I bet Rob would like it if I promo'd some comics.

Sep 23, 2004 14:26

Since I moved to New York, I gradually started to read comics again. I’m not saying this wouldn’t’ve happened anyway, as it’s probably more tied to me having a regularly paying job than where I live, but New York is a tremendously excellent place to shop for comics. There are at least seven comics shops below 50th Street in Manhattan, and three of them are short-walking distance from my office.

I’m actually making a conscious effort to limit my comics consumption, because buying individual issues only really makes sense if I love the book or if I’m a collector. And I’m not really a collector. I bag & box because they’re nice pieces of artwork, but I don’t expect my comics to be worth much of anything someday (I already missed the boat on my owning the first 12 issues of the X-Files comic back in the day; at one point, price guides claimed #1 was worth over $50, and while I highly doubt I could’ve actually found anyone to buy it off me for anywhere near that much, it was still pretty cool). So a lot of my comic-reading is done via borrowing stuff from Rob or occasionally buying trades (which, when Overstock.com has them, are very cheap there). But there are some books I like enough to buy as soon as they come out:

Powers (series two): This has my favorite art of anything I read, by Michael Oeming (I think that’s his name). Brian Michael Bendis writes this; the initial premise was that it was cops working the “super powers” division of a police department in a fictional (and non-Marvel, non-DC) city. Now it’s on its second incarnation, from Marvel instead of Image, and the script has been, if not flipped, certainly shaken a little. It’s still really good, though, and I think Bendis’s sense of pacing has improved somewhat, in terms of having fewer issues where very little actually happens to move along the story.

The Pulse: The other Bendis book I read, and so far a mild disappointment. I like the art, by the dude who drew Ultimate Spiderman (which I’ve read from Rob’s trades, and mostly like), but all the chicks kinda look the same (they’re all attractive), and Bendis really is the master of story arcs that build slowly and end abruptly. My bigger problem, though, is that it’s kind of a spin-off of his book ALIAS (no relation to the TV show), which is one of the best superhero-related comics I’ve read, and this book isn’t nearly as good. Man, ALIAS only ran 30some issues, I think he could’ve gone another two years easily before making this segue. Oh, and this book is about the gossip page of the Daily Bugle (the paper from Spider-man), and Jessica Jones, twentysomething and former superhero, is a consultant for it. It’s good, just not great.
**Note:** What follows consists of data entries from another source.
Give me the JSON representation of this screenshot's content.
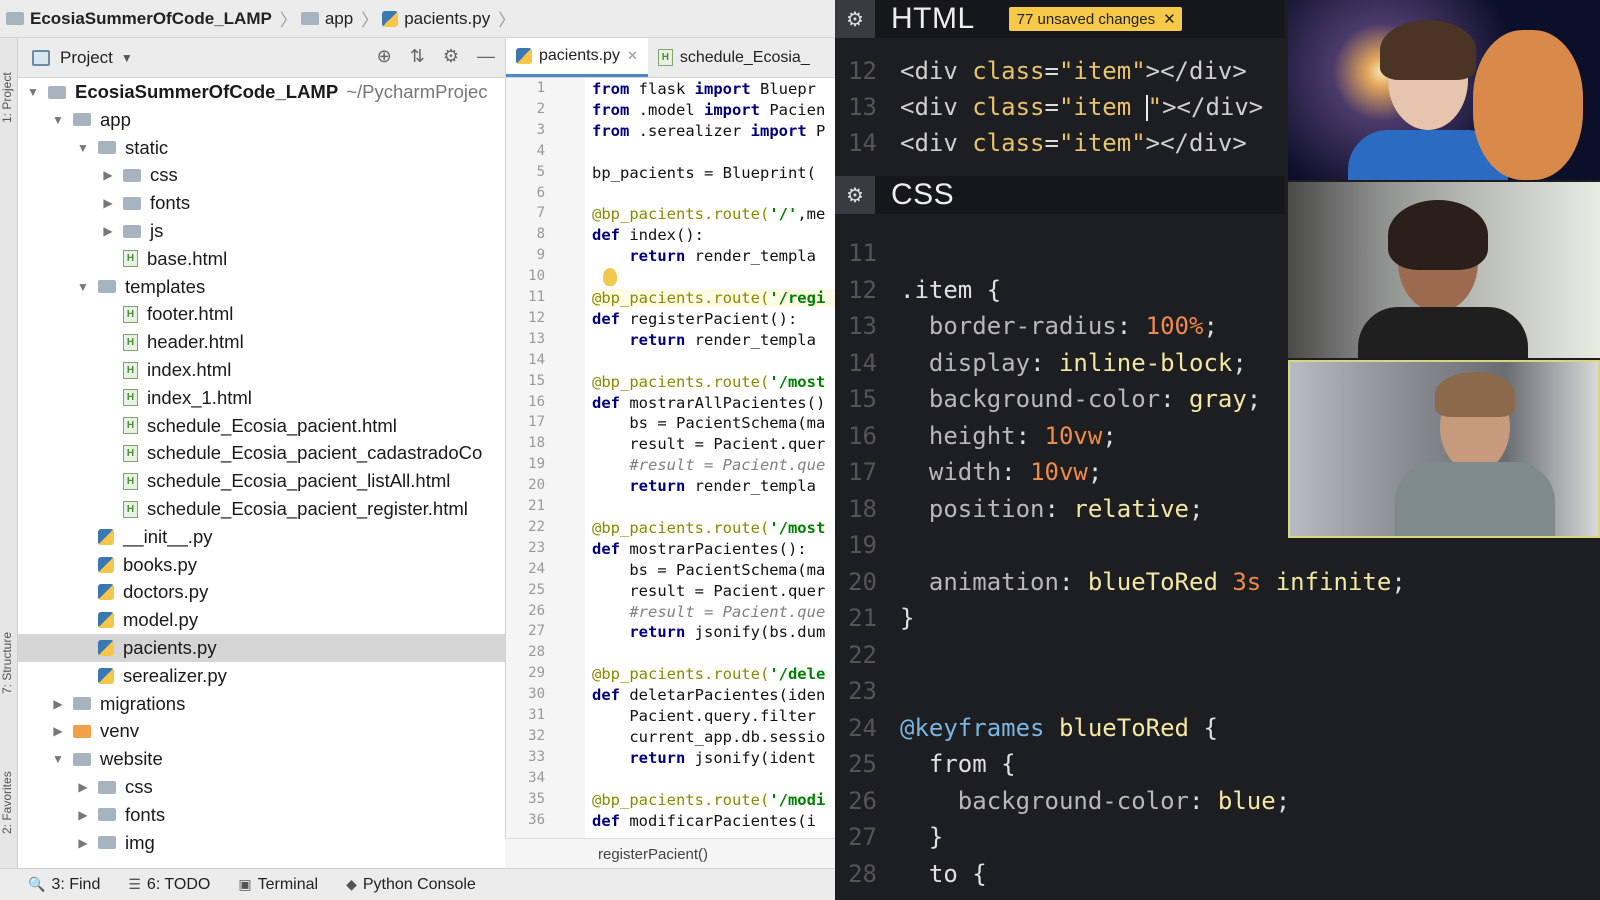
{
  "breadcrumb": {
    "project": "EcosiaSummerOfCode_LAMP",
    "folder": "app",
    "file": "pacients.py"
  },
  "sidebar_labels": {
    "project": "1: Project",
    "structure": "7: Structure",
    "favorites": "2: Favorites"
  },
  "project_panel": {
    "title": "Project",
    "tree": [
      {
        "label": "EcosiaSummerOfCode_LAMP",
        "hint": "~/PycharmProjec",
        "type": "folder",
        "depth": 0,
        "arrow": "▼",
        "bold": true
      },
      {
        "label": "app",
        "type": "folder",
        "depth": 1,
        "arrow": "▼"
      },
      {
        "label": "static",
        "type": "folder",
        "depth": 2,
        "arrow": "▼"
      },
      {
        "label": "css",
        "type": "folder",
        "depth": 3,
        "arrow": "▶"
      },
      {
        "label": "fonts",
        "type": "folder",
        "depth": 3,
        "arrow": "▶"
      },
      {
        "label": "js",
        "type": "folder",
        "depth": 3,
        "arrow": "▶"
      },
      {
        "label": "base.html",
        "type": "html",
        "depth": 3,
        "arrow": ""
      },
      {
        "label": "templates",
        "type": "folder",
        "depth": 2,
        "arrow": "▼"
      },
      {
        "label": "footer.html",
        "type": "html",
        "depth": 3,
        "arrow": ""
      },
      {
        "label": "header.html",
        "type": "html",
        "depth": 3,
        "arrow": ""
      },
      {
        "label": "index.html",
        "type": "html",
        "depth": 3,
        "arrow": ""
      },
      {
        "label": "index_1.html",
        "type": "html",
        "depth": 3,
        "arrow": ""
      },
      {
        "label": "schedule_Ecosia_pacient.html",
        "type": "html",
        "depth": 3,
        "arrow": ""
      },
      {
        "label": "schedule_Ecosia_pacient_cadastradoCo",
        "type": "html",
        "depth": 3,
        "arrow": ""
      },
      {
        "label": "schedule_Ecosia_pacient_listAll.html",
        "type": "html",
        "depth": 3,
        "arrow": ""
      },
      {
        "label": "schedule_Ecosia_pacient_register.html",
        "type": "html",
        "depth": 3,
        "arrow": ""
      },
      {
        "label": "__init__.py",
        "type": "py",
        "depth": 2,
        "arrow": ""
      },
      {
        "label": "books.py",
        "type": "py",
        "depth": 2,
        "arrow": ""
      },
      {
        "label": "doctors.py",
        "type": "py",
        "depth": 2,
        "arrow": ""
      },
      {
        "label": "model.py",
        "type": "py",
        "depth": 2,
        "arrow": ""
      },
      {
        "label": "pacients.py",
        "type": "py",
        "depth": 2,
        "arrow": "",
        "selected": true
      },
      {
        "label": "serealizer.py",
        "type": "py",
        "depth": 2,
        "arrow": ""
      },
      {
        "label": "migrations",
        "type": "folder",
        "depth": 1,
        "arrow": "▶"
      },
      {
        "label": "venv",
        "type": "folder-orange",
        "depth": 1,
        "arrow": "▶"
      },
      {
        "label": "website",
        "type": "folder",
        "depth": 1,
        "arrow": "▼"
      },
      {
        "label": "css",
        "type": "folder",
        "depth": 2,
        "arrow": "▶"
      },
      {
        "label": "fonts",
        "type": "folder",
        "depth": 2,
        "arrow": "▶"
      },
      {
        "label": "img",
        "type": "folder",
        "depth": 2,
        "arrow": "▶"
      }
    ]
  },
  "editor": {
    "tabs": [
      {
        "label": "pacients.py",
        "active": true
      },
      {
        "label": "schedule_Ecosia_",
        "active": false
      }
    ],
    "lines": [
      "<span class='kw'>from</span> flask <span class='kw'>import</span> Bluepr",
      "<span class='kw'>from</span> .model <span class='kw'>import</span> Pacien",
      "<span class='kw'>from</span> .serealizer <span class='kw'>import</span> P",
      "",
      "bp_pacients = Blueprint(",
      "",
      "<span class='dec'>@bp_pacients.route(</span><span class='str'>'/'</span>,me",
      "<span class='kw'>def</span> index():",
      "    <span class='kw'>return</span> render_templa",
      "",
      "<span class='dec'>@bp_pacients.route(</span><span class='str'>'/regi</span>",
      "<span class='kw'>def</span> registerPacient():",
      "    <span class='kw'>return</span> render_templa",
      "",
      "<span class='dec'>@bp_pacients.route(</span><span class='str'>'/most</span>",
      "<span class='kw'>def</span> mostrarAllPacientes()",
      "    bs = PacientSchema(ma",
      "    result = Pacient.quer",
      "    <span class='cm'>#result = Pacient.que</span>",
      "    <span class='kw'>return</span> render_templa",
      "",
      "<span class='dec'>@bp_pacients.route(</span><span class='str'>'/most</span>",
      "<span class='kw'>def</span> mostrarPacientes():",
      "    bs = PacientSchema(ma",
      "    result = Pacient.quer",
      "    <span class='cm'>#result = Pacient.que</span>",
      "    <span class='kw'>return</span> jsonify(bs.dum",
      "",
      "<span class='dec'>@bp_pacients.route(</span><span class='str'>'/dele</span>",
      "<span class='kw'>def</span> deletarPacientes(iden",
      "    Pacient.query.filter",
      "    current_app.db.sessio",
      "    <span class='kw'>return</span> jsonify(ident",
      "",
      "<span class='dec'>@bp_pacients.route(</span><span class='str'>'/modi</span>",
      "<span class='kw'>def</span> modificarPacientes(i"
    ],
    "current_line": 11,
    "function_breadcrumb": "registerPacient()"
  },
  "statusbar": [
    {
      "label": "3: Find",
      "icon": "search-icon"
    },
    {
      "label": "6: TODO",
      "icon": "list-icon"
    },
    {
      "label": "Terminal",
      "icon": "terminal-icon"
    },
    {
      "label": "Python Console",
      "icon": "python-icon"
    }
  ],
  "html_panel": {
    "title": "HTML",
    "badge": "77 unsaved changes",
    "lines": [
      {
        "n": "12",
        "code": "<span class='tag'>&lt;div</span> <span class='attr'>class</span>=<span class='aval'>\"item\"</span><span class='tag'>&gt;&lt;/div&gt;</span>"
      },
      {
        "n": "13",
        "code": "<span class='tag'>&lt;div</span> <span class='attr'>class</span>=<span class='aval'>\"item </span><span class='cursor'></span><span class='aval'>\"</span><span class='tag'>&gt;&lt;/div&gt;</span>"
      },
      {
        "n": "14",
        "code": "<span class='tag'>&lt;div</span> <span class='attr'>class</span>=<span class='aval'>\"item\"</span><span class='tag'>&gt;&lt;/div&gt;</span>"
      }
    ]
  },
  "css_panel": {
    "title": "CSS",
    "lines": [
      {
        "n": "11",
        "code": ""
      },
      {
        "n": "12",
        "code": "<span class='sel'>.item {</span>"
      },
      {
        "n": "13",
        "code": "  <span class='prop'>border-radius</span>: <span class='num'>100%</span>;"
      },
      {
        "n": "14",
        "code": "  <span class='prop'>display</span>: <span class='val'>inline-block</span>;"
      },
      {
        "n": "15",
        "code": "  <span class='prop'>background-color</span>: <span class='val'>gray</span>;"
      },
      {
        "n": "16",
        "code": "  <span class='prop'>height</span>: <span class='num'>10vw</span>;"
      },
      {
        "n": "17",
        "code": "  <span class='prop'>width</span>: <span class='num'>10vw</span>;"
      },
      {
        "n": "18",
        "code": "  <span class='prop'>position</span>: <span class='val'>relative</span>;"
      },
      {
        "n": "19",
        "code": ""
      },
      {
        "n": "20",
        "code": "  <span class='prop'>animation</span>: <span class='val'>blueToRed</span> <span class='num'>3s</span> <span class='val'>infinite</span>;"
      },
      {
        "n": "21",
        "code": "<span class='sel'>}</span>"
      },
      {
        "n": "22",
        "code": ""
      },
      {
        "n": "23",
        "code": ""
      },
      {
        "n": "24",
        "code": "<span class='atrule'>@keyframes</span> <span class='val'>blueToRed</span> <span class='sel'>{</span>"
      },
      {
        "n": "25",
        "code": "  <span class='sel'>from {</span>"
      },
      {
        "n": "26",
        "code": "    <span class='prop'>background-color</span>: <span class='val'>blue</span>;"
      },
      {
        "n": "27",
        "code": "  <span class='sel'>}</span>"
      },
      {
        "n": "28",
        "code": "  <span class='sel'>to {</span>"
      }
    ]
  }
}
Hey, what's with high-profile, talented nerd writers giving off kind of a stoopid vibe? Kevin Smith and Bendis both flirt with it, I dunno why. It usually involves swearing a lot and calling movies "flicks."

The Astonishing X-Men: I never regularly read an X-Men title before Joss Whedon started writing one, which makes me kind of a tool, but this series is very good. If they continue it with someone else after Whedon leaves (or pick up these stories in another book), I might keep going with it. I hope the rumors about Whedon doing X3 are true, even though I find it increasingly hard to watch or read interviews with him. There’s something off-puttingly dorky about him; it’s like the faux self-deprecation, I think.

Street Angel: I wasn’t 100% on this book after the first issue. After the second one, I was at 150. This might be the most purely enjoyable comic of all of these. Street Angel is a homeless thirteen-year-old skateboarder who fights the forces of “evil, nepotism, ninjas, and hunger.” Ethan and Rob have both talked this up. They are right. I'd say it should come out more often than quarterly, but for all I know it could take them that long to make sure it's that good.

Y, the Last Man: I don’t actually buy this one because I’m not caught up, but if I were, I would, partially just to keep it real with Vertigo. It’s about the last man on earth. All the women are intact. A little overly self-conscious, but a great compulsive read.

I also like Batman if his stories are good (I’ve sampled some Batman-family titles over the past few months, and none of them were very impressive), Garth Ennis if he’s not writing any western-related shit, Sam Kieth if he’s not writing awful dialogue, Hellboy from what little I’ve read, and Ultimate Spiderman even though I feel like I’m enjoying it out of ignorance.